Изменить размер шрифта - +
Но для этого нужно быть мечтателем и никогда не ходить в кино, не читать газет.

Ни у чего тут не учуешь подлинного запаха, подлинного вкуса. Все стерилизовано и укутано в целлофан. Единственный запах, признаваемый и принятый как таковой, – изо рта, и все американцы страшатся его до ужаса. Перхоть, может, и миф, а вот запах изо рта – быль. Это подлинная вонь духовного разложения. Американское тело, когда оно умерло, можно помыть и опрыскать; некоторые трупы являют даже выраженную красоту. Но живое американское тело, в котором гниет душа, пахнет скверно, все американцы это знают, и потому любой предпочитает быть одновременно стопроцентным американцем уединенно и припеваючи, но не жить бок о бок с остальным племенем.

От радио, телефона, толстых газет, стакана воды со льдом почти невозможно увернуться. В гостинице, где я остановился, не нужен будильник, потому что каждое утро, в семь тридцать ровно, мне на пол с грохотом швыряют завтрак. Он приходит как почта, только с шумом. «Континентальный» завтрак – кофе в вакуумированной бутылке, масло в картоне, сахар в бумаге, сливки в запечатанном флаконе, джем в маленькой баночке и рогалики в целлофане. Такого континентального завтрака отродясь не видывали на Континенте. Есть в нем одно отличие от любого завтрака, подаваемого на Континенте, – он бесчеловечен!И хотя живал в паршивейших гостиницах, какие найдутся в Париже, я никогда не ел завтрак из обувной коробки под электрическим светом и под радио, вопящее во всю мощь.

Чиркну спичкой – и прочту: «Экс-лакс не вызывает привыкания» – или какую-нибудь подобную нелепую бессмыслицу, обеспечивающую старательных имбецилов насущным заработком. Идет по коридору женщина, смахивающая на Кэрри Нейшн, и говорит горничной: «Положите дополнительный рулон туалетной бумаги мне в ванную комнату, пожалуйста». Вот так вот. В магазине читаю название книги: «Евреи без денег». Лифтеры смотрятся лощеными, безупречно одетыми и умными – умнее и безупречнее управляющего гостиницей. Чтобы добыть свежее полотенце, довольно нажать кнопку и потянуть. Хочется чего-то, не важно, чего именно – пианино, саквояж, пожарного, – достаточно снять трубку и попросить. Никому и в голову не придет спрашивать, зачем вам то или это. Я весь день брожу по улицам, но не вижу ни единого места, где присесть, – в смысле, ни единого места, где было бы уютно. У меня на стене фотография стула в саду Тюильри, стула, сфотографированного моим другом Брассаем. По мне – это поэзия. И я уже не вижу плетеного из проволоки стула с дырами в сиденье, а вижу пустой трон. Будь оно по-моему, я бы чеканил этот стул – пустое сиденье – на каждом серебряном долларе. Нам надо где-то присаживаться, отдыхать, созерцать, знать, что у нас есть тело – и душа.

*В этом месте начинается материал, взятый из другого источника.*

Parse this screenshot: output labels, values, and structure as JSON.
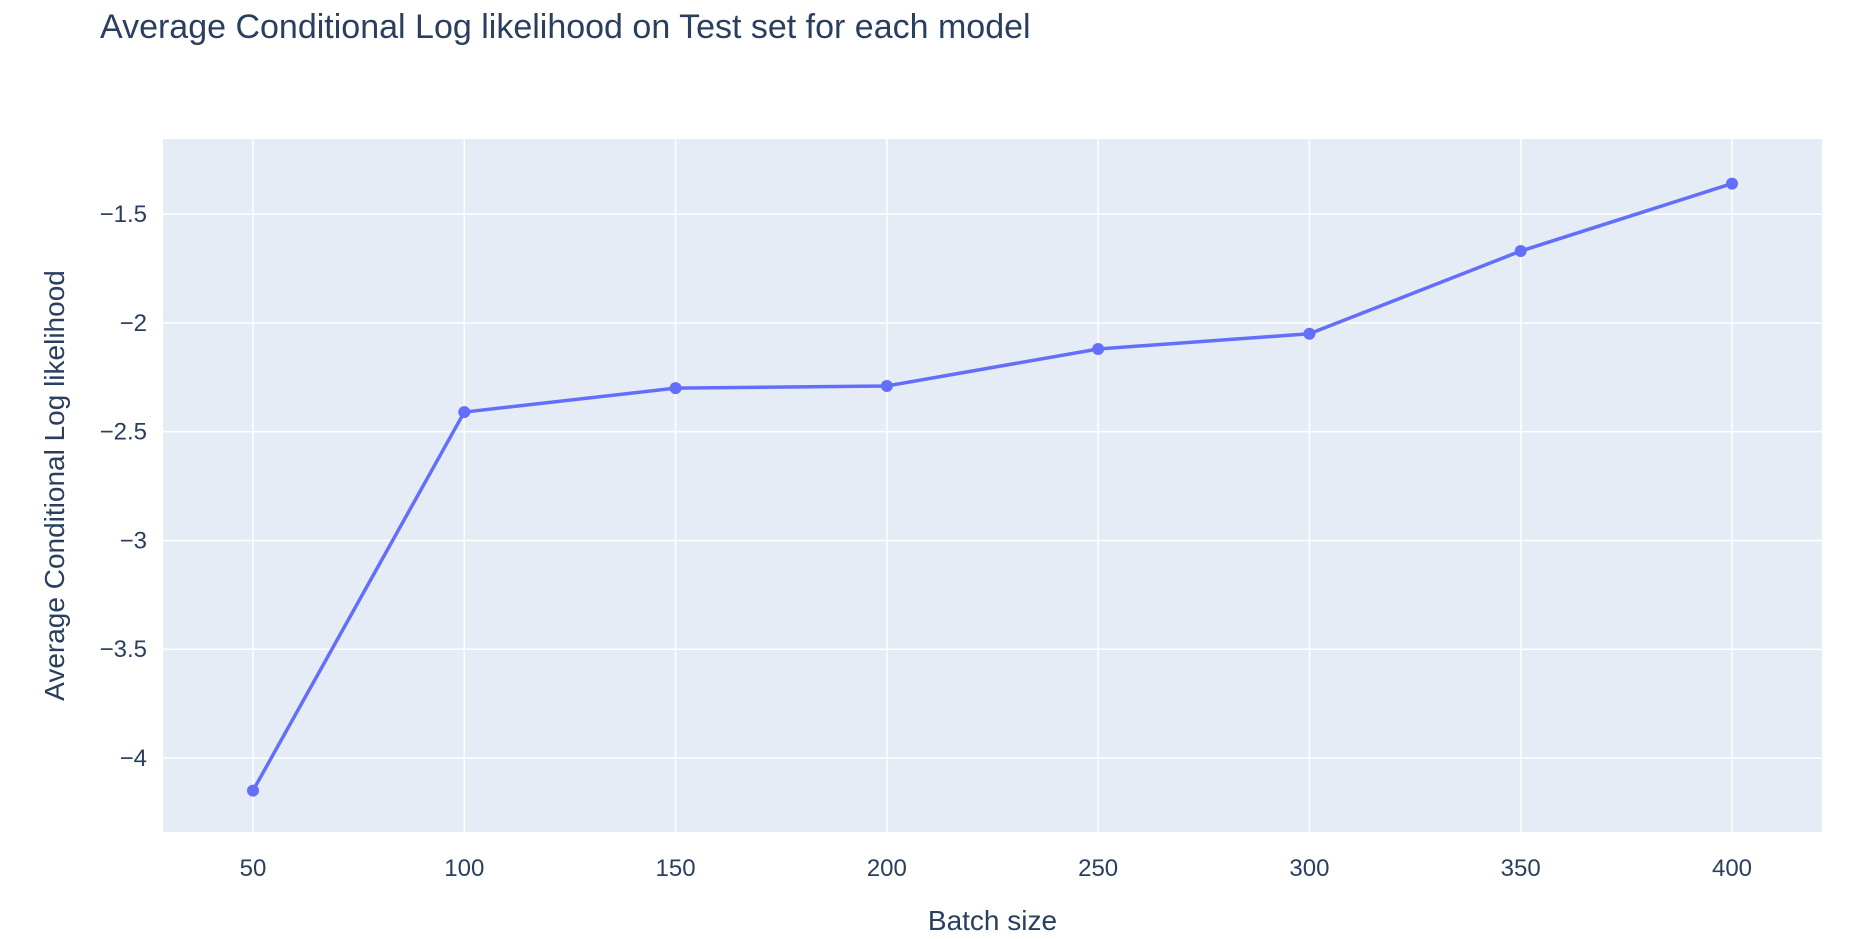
{
  "chart_data": {
    "type": "line",
    "title": "Average Conditional Log likelihood on Test set for each model",
    "xlabel": "Batch size",
    "ylabel": "Average Conditional Log likelihood",
    "x": [
      50,
      100,
      150,
      200,
      250,
      300,
      350,
      400
    ],
    "series": [
      {
        "values": [
          -4.15,
          -2.41,
          -2.3,
          -2.29,
          -2.12,
          -2.05,
          -1.67,
          -1.36
        ]
      }
    ],
    "x_ticks": [
      50,
      100,
      150,
      200,
      250,
      300,
      350,
      400
    ],
    "x_tick_labels": [
      "50",
      "100",
      "150",
      "200",
      "250",
      "300",
      "350",
      "400"
    ],
    "y_ticks": [
      -4,
      -3.5,
      -3,
      -2.5,
      -2,
      -1.5
    ],
    "y_tick_labels": [
      "−4",
      "−3.5",
      "−3",
      "−2.5",
      "−2",
      "−1.5"
    ],
    "xlim": [
      28.7,
      421.3
    ],
    "ylim": [
      -4.34,
      -1.155
    ],
    "grid": true,
    "legend": "none",
    "colors": {
      "line": "#636efa",
      "plot_background": "#e5ecf6",
      "grid": "#ffffff",
      "text": "#2a3f5f"
    }
  }
}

Людям, не ведающим, как есть и пить, людям, живущим опосредованно, газетами и фильмами, людям, блуждающим вокруг привидениями или автоматонами, людям, сделавшим из работы фетиш, потому что никак иначе не умеют занять свой ум, людям, голосующим за республиканца или демократа в зависимости от того, полон их рабочий судок, или наполовину пуст, или ржав, или весь дыряв, людям, присаживающимся, только чтобы глотнуть чуток помоев, – что им за дело, какова новая расстановка сил? Хапуги делают вид, что тревожатся о надвигающейся революции. Насколько я могу судить, революция – уже свершившийся факт. Все готово, механизмы уже на полном ходу, умонастроения созрели для грядущей Утопии. Осталось лишь дать ей название. Эра коллективности провозглашена. Америка обобществлена, снизу доверху. Ей недостает только Ленина, или Муссолини, или Гитлера.

Повторяю: неважно, как именуется расстановка сил. Вот обрядим труп – и все сразу станет мило. А если хотите знать, какое оно будет, когда его отмоют, накрахмалят, опрыскают, стерилизуют, кастрируют и надежно защелкнут на нем сбрую, просто почитайте великий американский роман – их выходит по одному в неделю.